IDBI Bank on Monday reported its best-ever financials since it had gone down under a pile of bad loans that peaked at over a third of its assets in FY18, with a robust all-round performance, led by a 62% jump in its net profit to Rs 1,224 crore and an industry-leading margin for the June quarter.

Net advances grew 20% YoY to Rs 1.7 trillion. Retail advances jumped to 69% of the overall loan book from 63% a year ago, while corporate advances fell to 31% of the book from 37% a year ago. Auto loans, education loans, personal loans, loan against property and housing loan segments witnessed a strong growth in the quarter under review.

Net interest income, the difference between interest earned and interest expended, grew 61% YoY to Rs 3,998 crore. Non-interest income declined 25% to Rs 852 crore.

Total deposits rose 9% to Rs 2.4 trillion as on June 30. Akin to the trends in the banking industry, current account savings account (CASA) deposits rose to Rs 1.29 trillion from Rs 1.25 trillion a year ago. Bulk deposits rose 160% to Rs 29,796 crore.

The net interest margin rose by 178 basis points to 5.80% for the June quarter even as the cost of deposits inched up.
Cost of funds rose to 4.40% from 3.61% a year ago.
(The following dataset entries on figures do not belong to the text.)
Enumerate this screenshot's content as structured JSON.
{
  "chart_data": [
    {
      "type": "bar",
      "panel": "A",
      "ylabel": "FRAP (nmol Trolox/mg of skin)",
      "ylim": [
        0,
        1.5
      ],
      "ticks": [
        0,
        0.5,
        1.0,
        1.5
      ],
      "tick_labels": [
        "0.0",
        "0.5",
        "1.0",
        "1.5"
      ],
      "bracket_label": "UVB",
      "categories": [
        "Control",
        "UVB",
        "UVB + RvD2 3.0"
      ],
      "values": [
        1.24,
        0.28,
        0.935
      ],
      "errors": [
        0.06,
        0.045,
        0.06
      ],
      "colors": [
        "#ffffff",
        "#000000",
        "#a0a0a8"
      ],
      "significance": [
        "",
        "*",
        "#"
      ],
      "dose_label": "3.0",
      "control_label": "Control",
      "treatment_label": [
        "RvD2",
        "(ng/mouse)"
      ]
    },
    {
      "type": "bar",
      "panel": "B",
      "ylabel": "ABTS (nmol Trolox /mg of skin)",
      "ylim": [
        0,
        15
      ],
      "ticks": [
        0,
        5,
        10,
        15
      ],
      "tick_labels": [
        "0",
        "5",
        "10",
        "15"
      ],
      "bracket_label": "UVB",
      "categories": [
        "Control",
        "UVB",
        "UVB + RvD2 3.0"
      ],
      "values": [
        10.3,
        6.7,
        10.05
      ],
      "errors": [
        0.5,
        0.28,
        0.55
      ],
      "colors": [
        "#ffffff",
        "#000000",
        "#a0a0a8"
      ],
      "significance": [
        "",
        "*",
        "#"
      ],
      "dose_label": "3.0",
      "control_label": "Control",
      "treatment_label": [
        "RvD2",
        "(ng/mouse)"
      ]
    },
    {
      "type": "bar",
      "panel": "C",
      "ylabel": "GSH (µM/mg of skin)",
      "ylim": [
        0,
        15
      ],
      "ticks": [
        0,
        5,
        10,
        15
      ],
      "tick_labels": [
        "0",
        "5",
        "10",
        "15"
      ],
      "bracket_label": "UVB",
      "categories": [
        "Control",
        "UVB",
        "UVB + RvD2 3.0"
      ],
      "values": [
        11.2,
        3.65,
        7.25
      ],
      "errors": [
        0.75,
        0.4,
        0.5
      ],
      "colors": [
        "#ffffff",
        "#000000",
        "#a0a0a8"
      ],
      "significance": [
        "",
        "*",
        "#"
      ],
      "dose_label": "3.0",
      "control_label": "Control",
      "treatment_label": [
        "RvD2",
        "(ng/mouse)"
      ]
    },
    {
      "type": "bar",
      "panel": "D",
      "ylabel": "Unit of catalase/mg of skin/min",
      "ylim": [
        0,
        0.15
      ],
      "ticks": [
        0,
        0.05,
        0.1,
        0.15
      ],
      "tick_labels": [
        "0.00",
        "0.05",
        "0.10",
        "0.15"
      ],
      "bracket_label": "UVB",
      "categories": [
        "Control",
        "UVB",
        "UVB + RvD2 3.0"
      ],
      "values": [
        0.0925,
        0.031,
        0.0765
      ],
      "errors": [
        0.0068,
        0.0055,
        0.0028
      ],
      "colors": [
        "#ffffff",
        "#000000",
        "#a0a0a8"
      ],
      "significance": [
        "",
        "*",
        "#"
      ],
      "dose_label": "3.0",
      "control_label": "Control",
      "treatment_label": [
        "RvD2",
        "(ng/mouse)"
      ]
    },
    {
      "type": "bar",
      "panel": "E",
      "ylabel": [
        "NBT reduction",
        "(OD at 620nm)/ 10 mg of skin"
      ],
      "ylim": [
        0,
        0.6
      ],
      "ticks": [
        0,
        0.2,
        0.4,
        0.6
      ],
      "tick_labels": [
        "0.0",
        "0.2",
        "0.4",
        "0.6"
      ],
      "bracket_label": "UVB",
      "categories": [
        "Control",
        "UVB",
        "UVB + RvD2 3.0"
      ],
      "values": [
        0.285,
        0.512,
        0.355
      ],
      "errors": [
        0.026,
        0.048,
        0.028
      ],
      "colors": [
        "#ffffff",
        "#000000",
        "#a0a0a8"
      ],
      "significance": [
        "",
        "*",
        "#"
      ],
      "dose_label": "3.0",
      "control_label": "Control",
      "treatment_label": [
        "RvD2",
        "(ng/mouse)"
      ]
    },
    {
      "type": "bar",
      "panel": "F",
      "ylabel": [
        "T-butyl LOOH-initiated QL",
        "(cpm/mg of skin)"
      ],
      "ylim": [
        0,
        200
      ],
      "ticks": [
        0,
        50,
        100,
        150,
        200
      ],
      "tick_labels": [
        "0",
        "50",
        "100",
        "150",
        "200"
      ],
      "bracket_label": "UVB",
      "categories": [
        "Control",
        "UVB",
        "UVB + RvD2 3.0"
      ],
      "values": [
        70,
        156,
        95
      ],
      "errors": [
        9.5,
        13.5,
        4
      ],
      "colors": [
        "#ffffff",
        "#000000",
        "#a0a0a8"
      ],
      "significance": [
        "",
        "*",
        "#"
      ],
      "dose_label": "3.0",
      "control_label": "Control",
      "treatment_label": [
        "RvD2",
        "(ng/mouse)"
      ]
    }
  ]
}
The cost of deposits rose to 4.12% from 3.35% amid the rising interest rate scenario.

On the margin guidance, chief executive officer and MD Rakesh Sharma said as both assets and liabilities get repriced, “I see the margin trending close to 4% without any one-off items…”

The asset quality witnessed an improvement in the June quarter, with the gross non-performing asset ratio falling 1,485 basis points YoY to 5.05%. The net non-performing asset ratio fell 82 bps to 0.44%. The bank wrote off loans worth Rs 531 crore and upgraded loans worth Rs 171 crore in the quarter under review.